UM時代の彼女は色々と悩みも多かったようだが、本部付のトレーニングへと部署が移ってからは生き生きとした仕事ぶりを発揮している。
西宮中前田での仕事は急遽決まったとのこと。

「みんな覚えがいいんで、あと3~4日も頑張れば何とかやれそうね」

黒縁の眼鏡をかけた高校生と思しき小柄なMDが真剣な眼差しでテーブルのワックスがけを行っている。

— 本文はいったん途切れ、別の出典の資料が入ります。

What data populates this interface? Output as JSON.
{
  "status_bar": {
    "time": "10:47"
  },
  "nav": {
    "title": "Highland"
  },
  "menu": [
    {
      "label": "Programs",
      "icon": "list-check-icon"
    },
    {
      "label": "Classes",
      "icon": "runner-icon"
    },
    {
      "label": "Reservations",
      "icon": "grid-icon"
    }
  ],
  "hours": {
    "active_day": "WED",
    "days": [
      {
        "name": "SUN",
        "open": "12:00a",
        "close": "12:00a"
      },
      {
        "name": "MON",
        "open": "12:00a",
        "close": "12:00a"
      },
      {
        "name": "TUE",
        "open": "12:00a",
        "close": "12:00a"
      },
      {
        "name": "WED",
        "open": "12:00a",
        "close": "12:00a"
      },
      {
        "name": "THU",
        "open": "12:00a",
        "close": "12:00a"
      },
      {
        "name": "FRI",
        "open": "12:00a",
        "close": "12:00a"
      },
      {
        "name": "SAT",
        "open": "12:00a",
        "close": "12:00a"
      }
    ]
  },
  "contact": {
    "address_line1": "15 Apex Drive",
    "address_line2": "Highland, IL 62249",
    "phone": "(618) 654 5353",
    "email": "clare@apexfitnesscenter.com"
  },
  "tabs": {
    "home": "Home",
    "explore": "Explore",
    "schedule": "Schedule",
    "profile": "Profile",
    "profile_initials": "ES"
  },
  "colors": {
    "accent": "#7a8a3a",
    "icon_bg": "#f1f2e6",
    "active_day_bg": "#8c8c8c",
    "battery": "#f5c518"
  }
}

「いつもありがとうございます。三角さんが来てくれれば鬼に金棒ですよ」
「そんなことないけど、辻井さんが頑張ってるから安心よ」
「え? 辻井ってUMITの?」
「そう。彼、教え方がとても上手なの」
「へ~」
「というか、彼ってなかなかの二枚目じゃない、だから女の子達からの受けが良くて、みんな素直に従っているっていう感じかな」
「彼、独身ですよ、あぶないなぁ~」

確かに辻井はハンサムである。スレンダーで背も高く、一見クールな印象を受けるが、笑うと八重歯が見えて180度イメージが変わる。大概の女性はこの笑顔にやられてしまうだろう。
一方、もう一人の相棒である宗川UMITはその正反対ともいえるキャラ。小太りで背が低く、ちょっとブルドックのような厳めしい風貌を持つ。辻井より半年間だが先輩になるので、なにかと彼に対して、あれやっとけ、これ先にかたずけろと、顎で使う傾向があるが、輪を大事にし、誰に対しても分け隔てない対応をするところは信頼感ありだ。
その宗川は食器備品等々の棚卸中。オープニングリストとの照らし合わせである。

「どうだい、進んでるかい」
「単純作業なんで疲れましたよ」
「谷岡と一緒に一服すれば」

LCの谷岡は汗だくになってグリル板磨きをやっている。彼は堺市出身なので、KHの指導等々には大阪弁がガンガン飛び交う。やや神経質な面もあるが、明るくて面倒見がいいから、LCには向いているかもしれない。

「そんならお言葉に甘えて一服もらいます」
「ふみちゃん、一緒に一服しよ」

ふみちゃんとは女性KHの中村史子。20代後半の独身だ。ややがっしりとした体つきで、如何にも体力がありそう。動きは機敏で仕事の覚えも良く、谷岡は既に頼りにしているようだ。
先日も彼が既存店である池田店に連れて行って、ランチの実戦を体験させたのだが、3名体制でのフライヤー前なら八割方こなせたという。
因みにオープンの際のヘルプメンバーは、その殆どが池田店と神戸住吉店から来てもらえるとのことだ。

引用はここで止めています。